John VI of Portugal - Private Life

Private Life

As a youth John was a retiring figure, heavily influenced by the clergy, living surrounded by priests and attending daily Mass in the church. Nonetheless, Oliveira Lima affirms that rather than being an expression of personal piety, this merely reflected Portuguese culture at that time, and that the king...

"...understood that the Church, with its body of traditions and its moral discipline, could only be useful for a good government in his manner, paternal and exclusive, of populations whose dominion was inherited with the scepter. Because of this, he was repeatedly the guest of monks and patron to composers of sacred music, but none of these Epicurean or artistic demonstrations compromised his free thought or denatured his skeptical tolerance. ... He made more use of the refectory of the monastery than of its chapel, because was about observance and in one thought of gastronomy, and in terms of observance the pragmatic one was enough for him. In the Royal Chapel he more took pleasure with the senses than he prayed with the spirit: andantes took the place of meditations."

He had a great appreciation of sacred music and was a great reader of works about art, but he detested physical activity. He appeared to have suffered periodic crises of depression. An aversion to changes in his routine extended to his clothing: he wore the same coat until it tore, forcing his chamberlains to sew it on his body while he slept in it. He suffered from panic attacks when he heard thunder, staying in his rooms with the windows shut and receiving no one.

John's marriage was never a happy one. Rumors circulated that at the age of 25 he fell in love with Eugênia José de Menezes, his wife's chaperone. She became pregnant, and John was suspected of being the father. The case was hushed up and the young woman was sent to Spain to bear the child. She gave birth to a daughter, whose name is unknown. The mother lived the rest of her life in nunneries and John supported her economically. Historians Tobias Monteiro and Patrick Wilcken write that there are indications that John also had a homosexual relationship as a sexual outlet, given his disastrous marriage, in which he lived apart from his wife, with whom he was together only on ceremonial occasions. His partner in this relationship would have been his favorite manservant, Francisco de Sousa Lobato, who, according to these historians, may have regularly masturbated his master. While it may have been out of sheer malice, a priest named Miguel stated that he once stumbled upon the scene and therefore was deported to Angola, but not before leaving written testimony. Regardless of the truth or falsity of the claim, Rufino de Sousa received a variety of honors, accumulating among others the charges of adviser to the king, secretary of the Casa do Infantado, secretary of the Bureau of Conscience and Orders (Mesa de Consciência e Ordens) and governor of the Santa Cruz fortress, receiving also the title of Baron and later Viscount of Vila Nova da Rainha.

In the precarious and spare environment of Rio the king's personal habits were simple.

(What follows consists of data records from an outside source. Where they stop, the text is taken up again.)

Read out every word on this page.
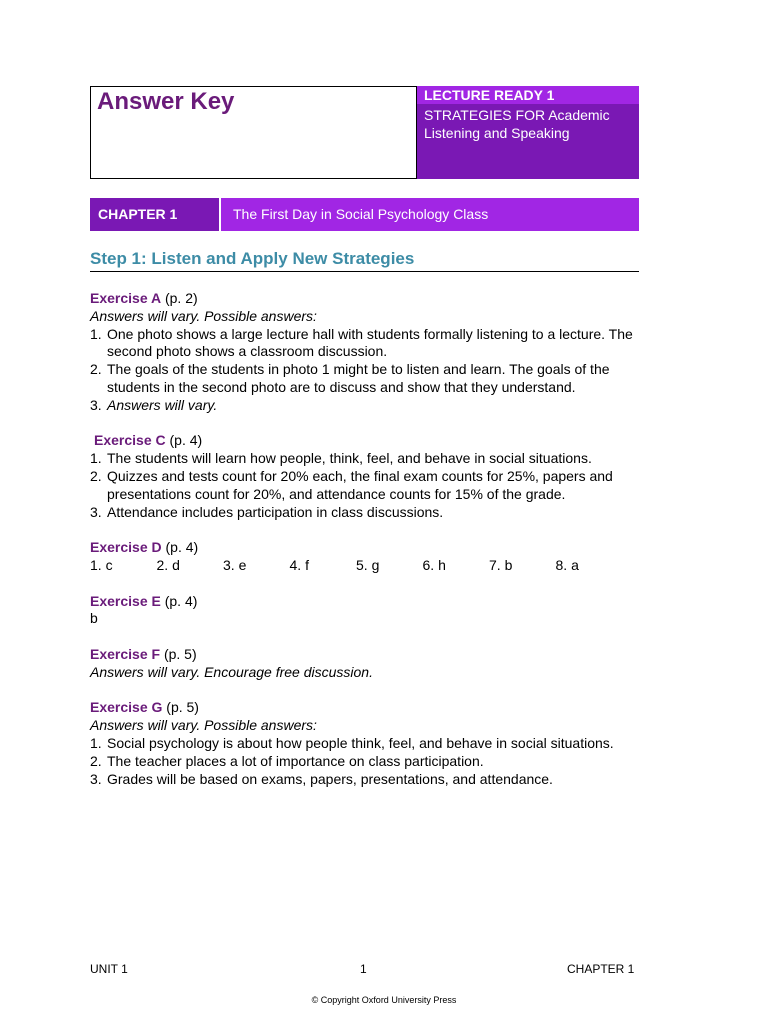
Answer Key	LECTURE READY 1
STRATEGIES FOR Academic Listening and Speaking
CHAPTER 1	The First Day in Social Psychology Class
Step 1: Listen and Apply New Strategies
Exercise A (p. 2)
Answers will vary. Possible answers:
1. One photo shows a large lecture hall with students formally listening to a lecture. The second photo shows a classroom discussion.
2. The goals of the students in photo 1 might be to listen and learn. The goals of the students in the second photo are to discuss and show that they understand.
3. Answers will vary.
Exercise C (p. 4)
1. The students will learn how people, think, feel, and behave in social situations.
2. Quizzes and tests count for 20% each, the final exam counts for 25%, papers and presentations count for 20%, and attendance counts for 15% of the grade.
3. Attendance includes participation in class discussions.
Exercise D (p. 4)
1. c	2. d	3. e	4. f	5. g	6. h	7. b	8. a
Exercise E (p. 4)
b
Exercise F (p. 5)
Answers will vary. Encourage free discussion.
Exercise G (p. 5)
Answers will vary. Possible answers:
1. Social psychology is about how people think, feel, and behave in social situations.
2. The teacher places a lot of importance on class participation.
3. Grades will be based on exams, papers, presentations, and attendance.
UNIT 1	1	CHAPTER 1
© Copyright Oxford University Press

In contrast to his relative isolation in Portugal, he became more personally dynamic and interested in nature. He moved frequently between the Paço de São Cristóvão and the viceregal palace in the city, staying also at times at Paquetá Island, Governador Island, at Praia Grande (the beach at Niterói), and at the Royal (later Imperial) House of Santa Cruz. He went hunting and happily slept in a tent or under a tree. He liked the countryside, despite the swarms of mosquitoes and other pests and the scorching heat of the tropics that were detested by the majority of the Portuguese and other foreigners.